Besides ethanol, companies are also allowed to generate power from bagasse, another by-product. Most leading companies have invested in setting up power plants. Dhampur has a 220 megawatt (MW) power plant. Power tariffs are fixed on a five-year basis. However, in UP due to lower demand for power, the distribution company took the unilateral decision to reduce the price paid to sugar mills as much as 40 per cent per unit.

The sudden change has caught the industry unaware, with many companies seeking legal redress. From a rate of Rs5 per unit the prices have been slashed to Rs2.95-3 per unit resulting in a near 40 per cent decline in the income of the sugar industry from power. Power from ethanol accounts for around 10 per cent of the total income. A majority of the income comes from the sale of sugar. Some companies have started selling branded sugar in packets which have resulted in somewhat higher margins. However, the bulk of sugar is sold loose.
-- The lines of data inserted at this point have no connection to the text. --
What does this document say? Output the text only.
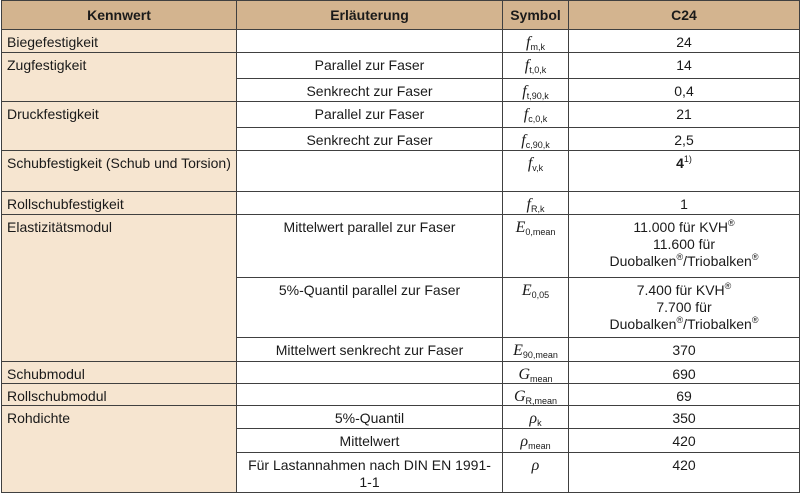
Kennwert	Erläuterung	Symbol	C24
Biegefestigkeit		$f_{m,k}$	24
Zugfestigkeit	Parallel zur Faser	$f_{t,0,k}$	14
	Senkrecht zur Faser	$f_{t,90,k}$	0,4
Druckfestigkeit	Parallel zur Faser	$f_{c,0,k}$	21
	Senkrecht zur Faser	$f_{c,90,k}$	2,5
Schubfestigkeit (Schub und Torsion)		$f_{v,k}$	4$^{1)}$
Rollschubfestigkeit		$f_{R,k}$	1
Elastizitätsmodul	Mittelwert parallel zur Faser	$E_{0,mean}$	11.000 für KVH®
11.600 für
Duobalken®/Triobalken®

	5%-Quantil parallel zur Faser	$E_{0,05}$	7.400 für KVH®
7.700 für
Duobalken®/Triobalken®

	Mittelwert senkrecht zur Faser	$E_{90,mean}$	370
Schubmodul		$G_{mean}$	690
Rollschubmodul		$G_{R,mean}$	69
Rohdichte	5%-Quantil	$\rho_k$	350
	Mittelwert	$\rho_{mean}$	420
	Für Lastannahmen nach DIN EN 1991-1-1	ρ	420
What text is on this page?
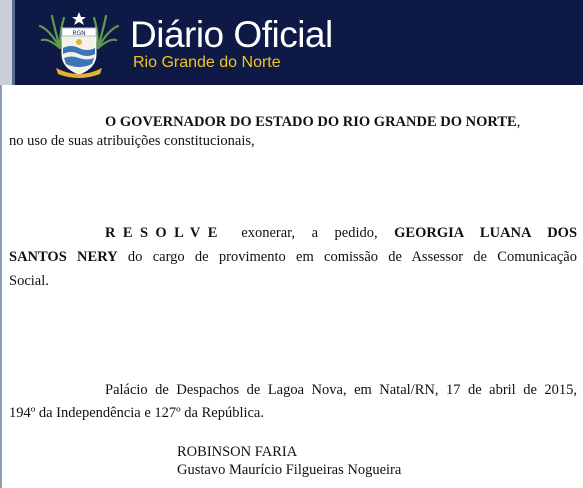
RGN Diário Oficial
Rio Grande do Norte
O GOVERNADOR DO ESTADO DO RIO GRANDE DO NORTE,
no uso de suas atribuições constitucionais,
RESOLVE exonerar, a pedido, GEORGIA LUANA DOS
SANTOS NERY do cargo de provimento em comissão de Assessor de Comunicação
Social.
Palácio de Despachos de Lagoa Nova, em Natal/RN, 17 de abril de 2015,
194º da Independência e 127º da República.
ROBINSON FARIA
Gustavo Maurício Filgueiras Nogueira
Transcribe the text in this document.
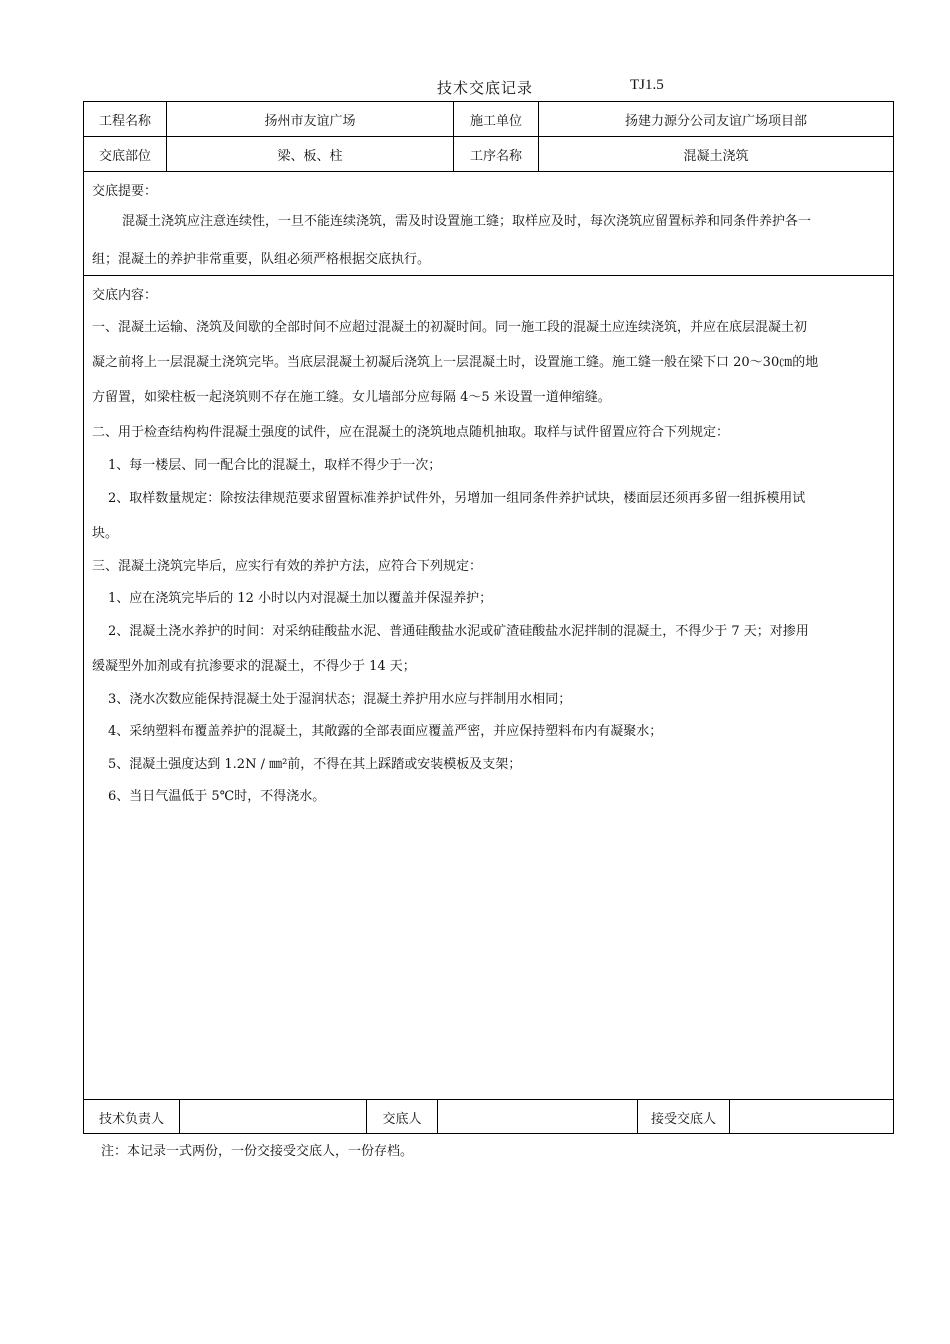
技术交底记录	TJ1.5
工程名称	扬州市友谊广场	施工单位	扬建力源分公司友谊广场项目部
交底部位	梁、板、柱	工序名称	混凝土浇筑
交底提要：
混凝土浇筑应注意连续性，一旦不能连续浇筑，需及时设置施工缝；取样应及时，每次浇筑应留置标养和同条件养护各一
组；混凝土的养护非常重要，队组必须严格根据交底执行。
交底内容：
一、混凝土运输、浇筑及间歇的全部时间不应超过混凝土的初凝时间。同一施工段的混凝土应连续浇筑，并应在底层混凝土初
凝之前将上一层混凝土浇筑完毕。当底层混凝土初凝后浇筑上一层混凝土时，设置施工缝。施工缝一般在梁下口 20～30㎝的地
方留置，如梁柱板一起浇筑则不存在施工缝。女儿墙部分应每隔 4～5 米设置一道伸缩缝。
二、用于检查结构构件混凝土强度的试件，应在混凝土的浇筑地点随机抽取。取样与试件留置应符合下列规定：
1、每一楼层、同一配合比的混凝土，取样不得少于一次；
2、取样数量规定：除按法律规范要求留置标准养护试件外，另增加一组同条件养护试块，楼面层还须再多留一组拆模用试
块。
三、混凝土浇筑完毕后，应实行有效的养护方法，应符合下列规定：
1、应在浇筑完毕后的 12 小时以内对混凝土加以覆盖并保湿养护；
2、混凝土浇水养护的时间：对采纳硅酸盐水泥、普通硅酸盐水泥或矿渣硅酸盐水泥拌制的混凝土，不得少于 7 天；对掺用
缓凝型外加剂或有抗渗要求的混凝土，不得少于 14 天；
3、浇水次数应能保持混凝土处于湿润状态；混凝土养护用水应与拌制用水相同；
4、采纳塑料布覆盖养护的混凝土，其敞露的全部表面应覆盖严密，并应保持塑料布内有凝聚水；
5、混凝土强度达到 1.2N / ㎜²前，不得在其上踩踏或安装模板及支架；
6、当日气温低于 5℃时，不得浇水。
技术负责人	交底人	接受交底人
注：本记录一式两份，一份交接受交底人，一份存档。
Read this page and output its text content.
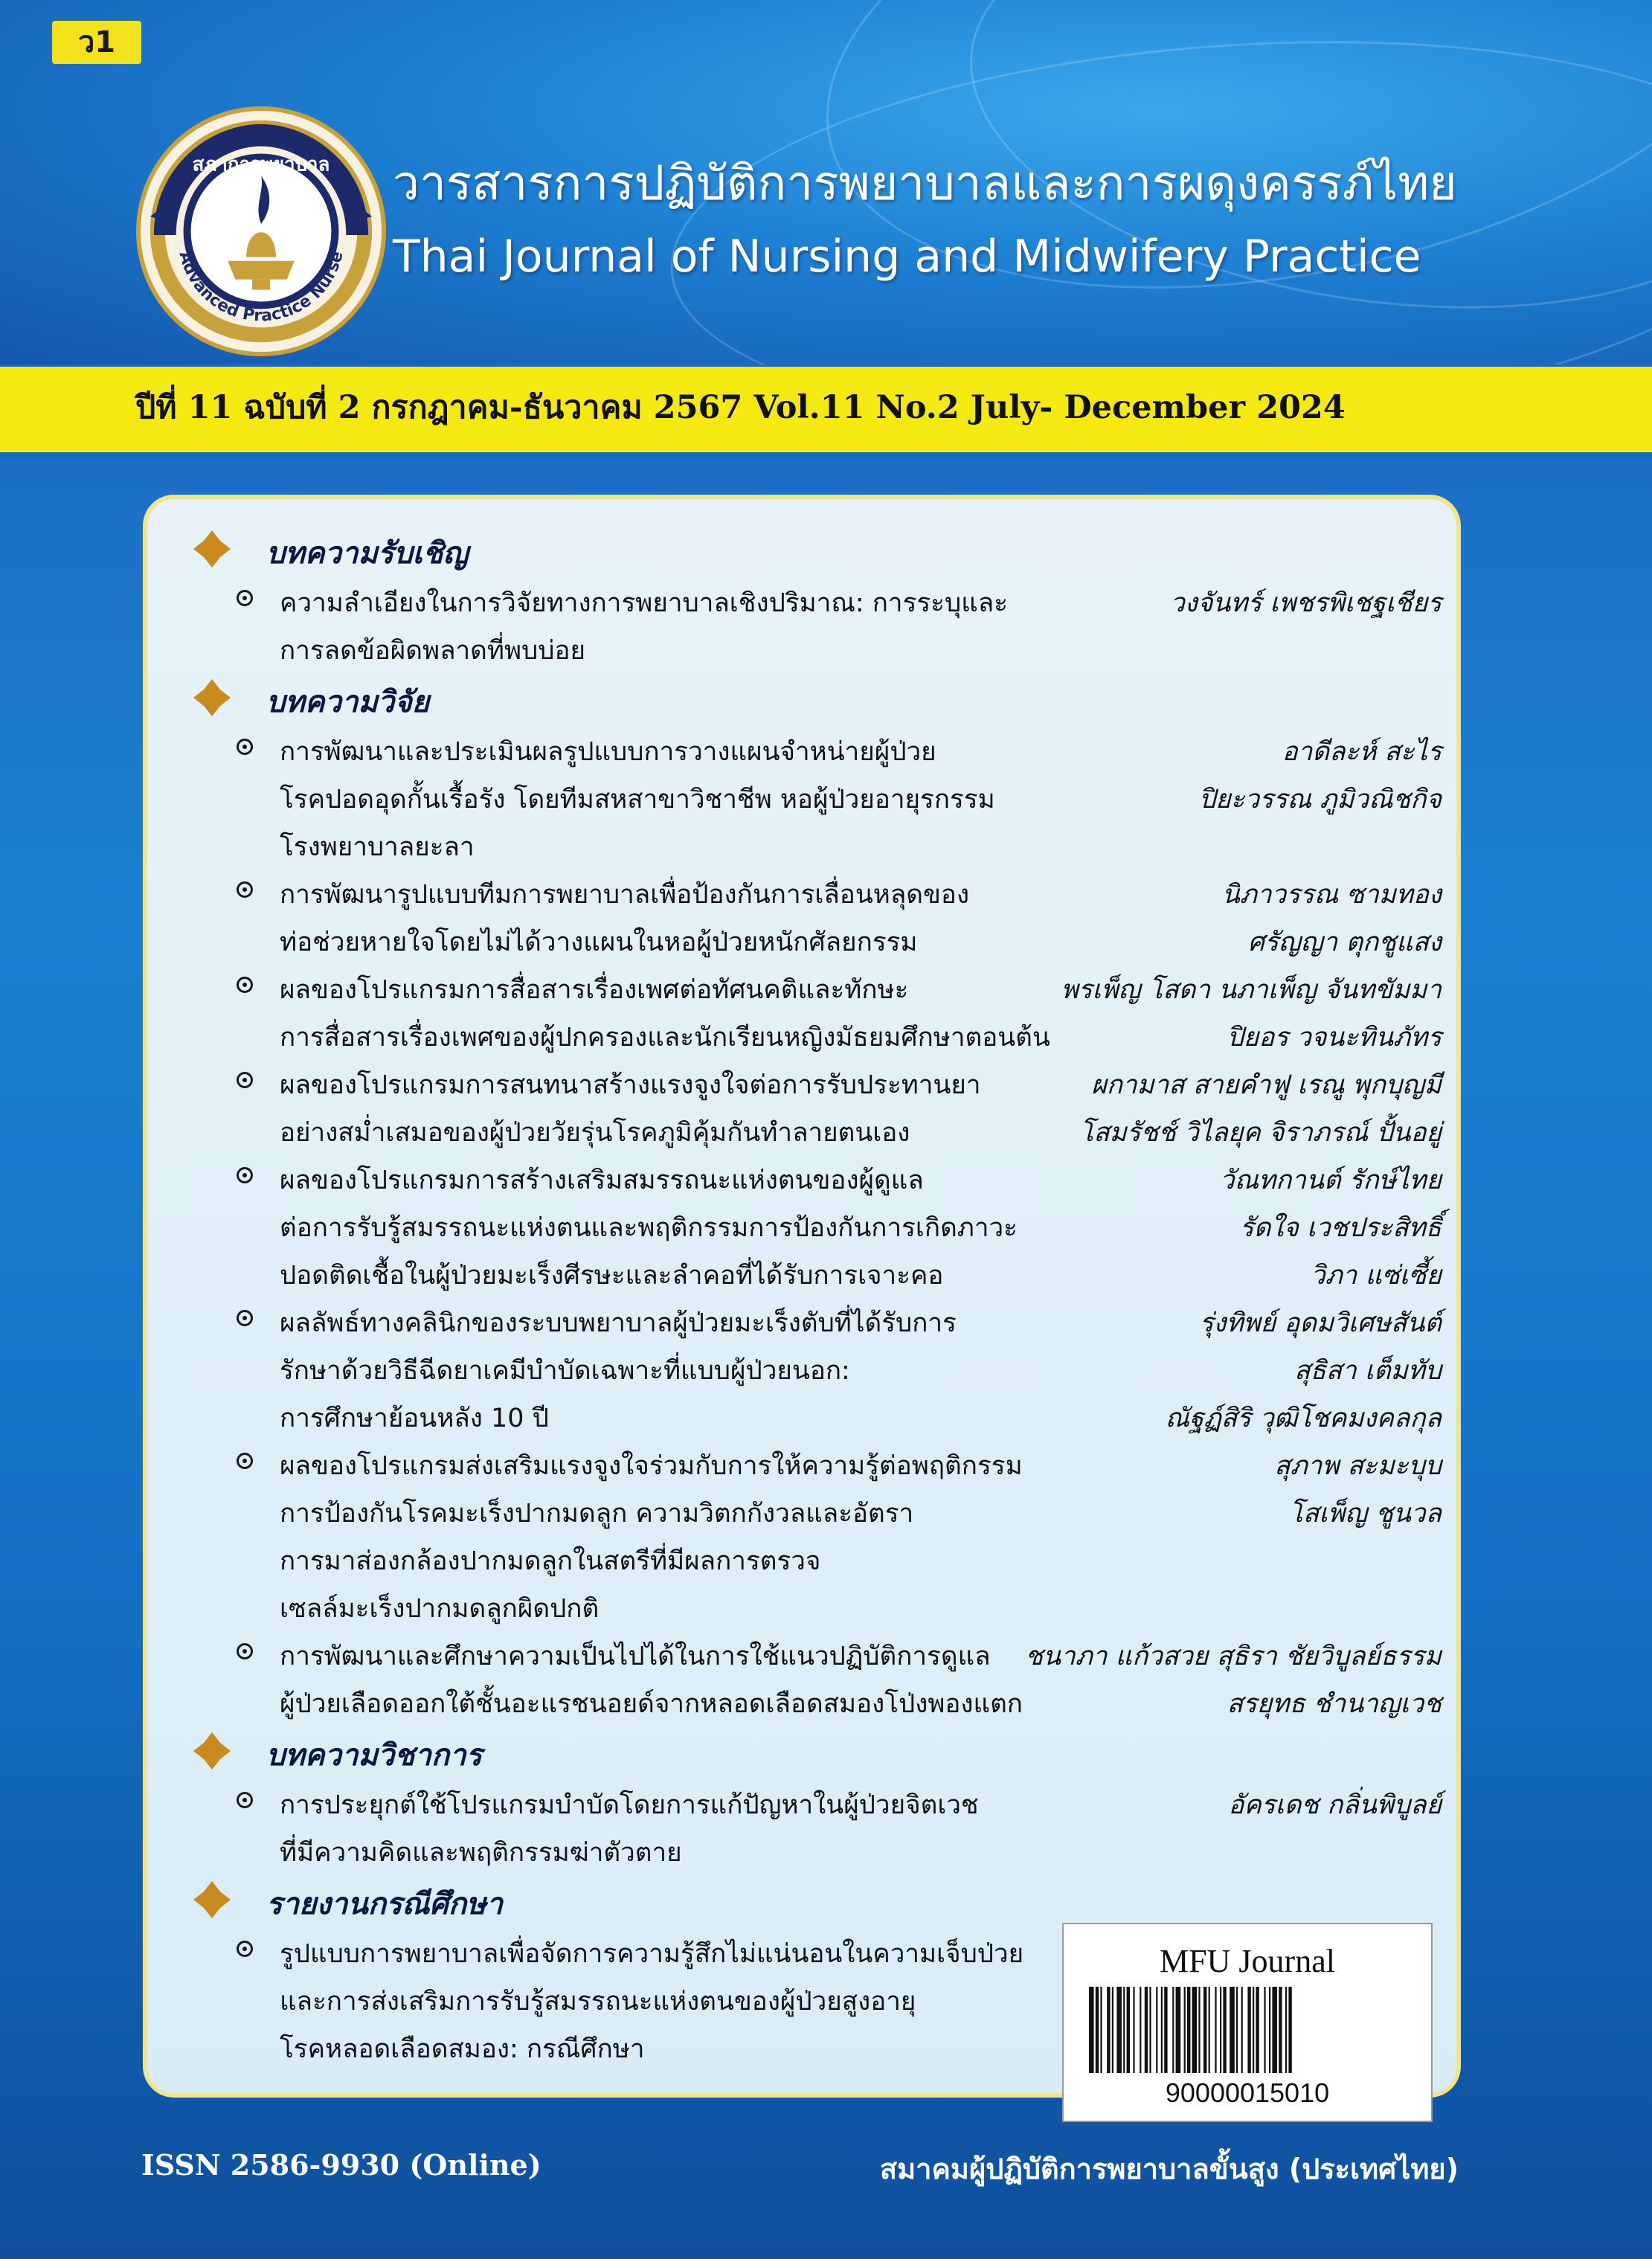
ว1
สภาการพยาบาล
Advanced Practice Nurse
วารสารการปฏิบัติการพยาบาลและการผดุงครรภ์ไทย
Thai Journal of Nursing and Midwifery Practice
ปีที่ 11 ฉบับที่ 2 กรกฎาคม-ธันวาคม 2567 Vol.11 No.2 July- December 2024
บทความรับเชิญ
ความลำเอียงในการวิจัยทางการพยาบาลเชิงปริมาณ: การระบุและ
การลดข้อผิดพลาดที่พบบ่อย
วงจันทร์ เพชรพิเชฐเชียร
บทความวิจัย
การพัฒนาและประเมินผลรูปแบบการวางแผนจำหน่ายผู้ป่วย
โรคปอดอุดกั้นเรื้อรัง โดยทีมสหสาขาวิชาชีพ หอผู้ป่วยอายุรกรรม
โรงพยาบาลยะลา
อาดีละห์ สะไร
ปิยะวรรณ ภูมิวณิชกิจ
การพัฒนารูปแบบทีมการพยาบาลเพื่อป้องกันการเลื่อนหลุดของ
ท่อช่วยหายใจโดยไม่ได้วางแผนในหอผู้ป่วยหนักศัลยกรรม
นิภาวรรณ ซามทอง
ศรัญญา ตุกชูแสง
ผลของโปรแกรมการสื่อสารเรื่องเพศต่อทัศนคติและทักษะ
การสื่อสารเรื่องเพศของผู้ปกครองและนักเรียนหญิงมัธยมศึกษาตอนต้น
พรเพ็ญ โสดา นภาเพ็ญ จันทขัมมา
ปิยอร วจนะทินภัทร
ผลของโปรแกรมการสนทนาสร้างแรงจูงใจต่อการรับประทานยา
อย่างสม่ำเสมอของผู้ป่วยวัยรุ่นโรคภูมิคุ้มกันทำลายตนเอง
ผกามาส สายคำฟู เรณู พุกบุญมี
โสมรัชช์ วิไลยุค จิราภรณ์ ปั้นอยู่
ผลของโปรแกรมการสร้างเสริมสมรรถนะแห่งตนของผู้ดูแล
ต่อการรับรู้สมรรถนะแห่งตนและพฤติกรรมการป้องกันการเกิดภาวะ
ปอดติดเชื้อในผู้ป่วยมะเร็งศีรษะและลำคอที่ได้รับการเจาะคอ
วัณทกานต์ รักษ์ไทย
รัดใจ เวชประสิทธิ์
วิภา แซ่เซี้ย
ผลลัพธ์ทางคลินิกของระบบพยาบาลผู้ป่วยมะเร็งตับที่ได้รับการ
รักษาด้วยวิธีฉีดยาเคมีบำบัดเฉพาะที่แบบผู้ป่วยนอก:
การศึกษาย้อนหลัง 10 ปี
รุ่งทิพย์ อุดมวิเศษสันต์
สุธิสา เต็มทับ
ณัฐฏ์สิริ วุฒิโชคมงคลกุล
ผลของโปรแกรมส่งเสริมแรงจูงใจร่วมกับการให้ความรู้ต่อพฤติกรรม
การป้องกันโรคมะเร็งปากมดลูก ความวิตกกังวลและอัตรา
การมาส่องกล้องปากมดลูกในสตรีที่มีผลการตรวจ
เซลล์มะเร็งปากมดลูกผิดปกติ
สุภาพ สะมะบุบ
โสเพ็ญ ชูนวล
การพัฒนาและศึกษาความเป็นไปได้ในการใช้แนวปฏิบัติการดูแล
ผู้ป่วยเลือดออกใต้ชั้นอะแรชนอยด์จากหลอดเลือดสมองโป่งพองแตก
ชนาภา แก้วสวย สุธิรา ชัยวิบูลย์ธรรม
สรยุทธ ชำนาญเวช
บทความวิชาการ
การประยุกต์ใช้โปรแกรมบำบัดโดยการแก้ปัญหาในผู้ป่วยจิตเวช
ที่มีความคิดและพฤติกรรมฆ่าตัวตาย
อัครเดช กลิ่นพิบูลย์
รายงานกรณีศึกษา
รูปแบบการพยาบาลเพื่อจัดการความรู้สึกไม่แน่นอนในความเจ็บป่วย
และการส่งเสริมการรับรู้สมรรถนะแห่งตนของผู้ป่วยสูงอายุ
โรคหลอดเลือดสมอง: กรณีศึกษา
MFU Journal
90000015010
ISSN 2586-9930 (Online)	สมาคมผู้ปฏิบัติการพยาบาลขั้นสูง (ประเทศไทย)
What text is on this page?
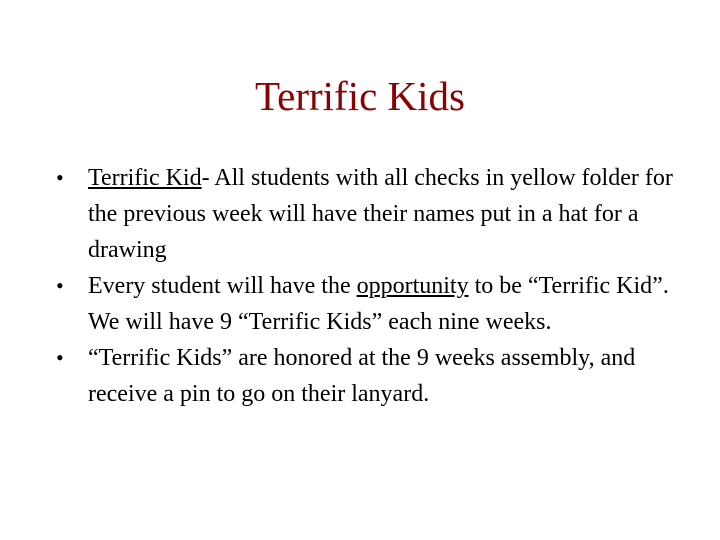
Terrific Kids
•	Terrific Kid- All students with all checks in yellow folder for the previous week will have their names put in a hat for a drawing
•	Every student will have the opportunity to be “Terrific Kid”. We will have 9 “Terrific Kids” each nine weeks.
•	“Terrific Kids” are honored at the 9 weeks assembly, and receive a pin to go on their lanyard.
  • Some companies have started selling branded sugar in packets but the bulk of sugar is sold loose

Consolidation

Given the prevailing situation in the industry, there are several companies operating single refineries making losses and unable to even service debt. Most sugar companies have taken debt both for meeting working capital and capital expenditure. However, the weak ones are unable to even meet payments to farmers.

Given the structure, farmers are forced to sell to the designated mills even if there are arrears and mills use the credit as working capital. While consolidation within the industry is an ideal situation, it is not happening, certainly not of late. Cane prices are lucrative and guarantee that farmers look at sugarcane as a crop of choice.

Some companies, on the other hand, are extremely efficient and paying shareholders through regular dividends and buy-backs. “We have kept debt under control and managed to retain our focus on growth,” says Pramod Patwari, CFO, Balrampur Chini. Patwari is appreciative of the government’s ethanol policy of allowing ethanol to be produced from molasses, B+.

Some units in the South are closing down due to the paucity of supplies of cane sugar due to successive crop failures. This is more out of compulsion and is seen in those companies having mills at multiple locations across various states. However, many weaker players with poor balance sheets are still surviving.

The future

The government is all set to announce new prices both for cane and sugar for the coming year which will start in September. There have been various media reports speculating over a possible increase in the price of sugar by at least Rs2 per kg. This is also a demand made by various industry bodies across states. Abinash Varma, director-general, Indian Sugar Mills Association (ISMA), points out that the last price was fixed in January 2019. “The price fixed by the government did not take into account the interest cost which sugar mills have to pay for servicing their working capital and term loans. It ignores depreciation.

Besides, the processing and conversion cost is based on the most efficient company’s data which should be based on the average conversion cost of the industry,” he says. Some experts also fear that the government may also increase the FRP for farmers to Rs285 per tonne.

In most cases, cane forms nearly 80 per cent of the cost. In the bad years it goes as high as 90 or sometimes over 100 per cent, says another industry person. However, it will be a while before cane-linked sugar prices – subject to the satisfaction of both farmers and industry – are arrived at. The solution lies in decontrol across the value chain, as recommended by the Rangarajan Committee. There have been suggestions by several companies for creating a price-stabilisation fund which could be funded by levying a small tax on the end product of sugar.

This could be used to balance price fluctuations during good and bad times. A similar fund could also be created to help farmers during bad times. However, no state as of now seems to be inclined to move in that direction, and dichotomy of prices for cane by the Centre and states still remains. The solution lies in laying out a road map to move in that direction if not now, at least over the next five to 10 years period. Till such time, sugar will continue to remain a volume play.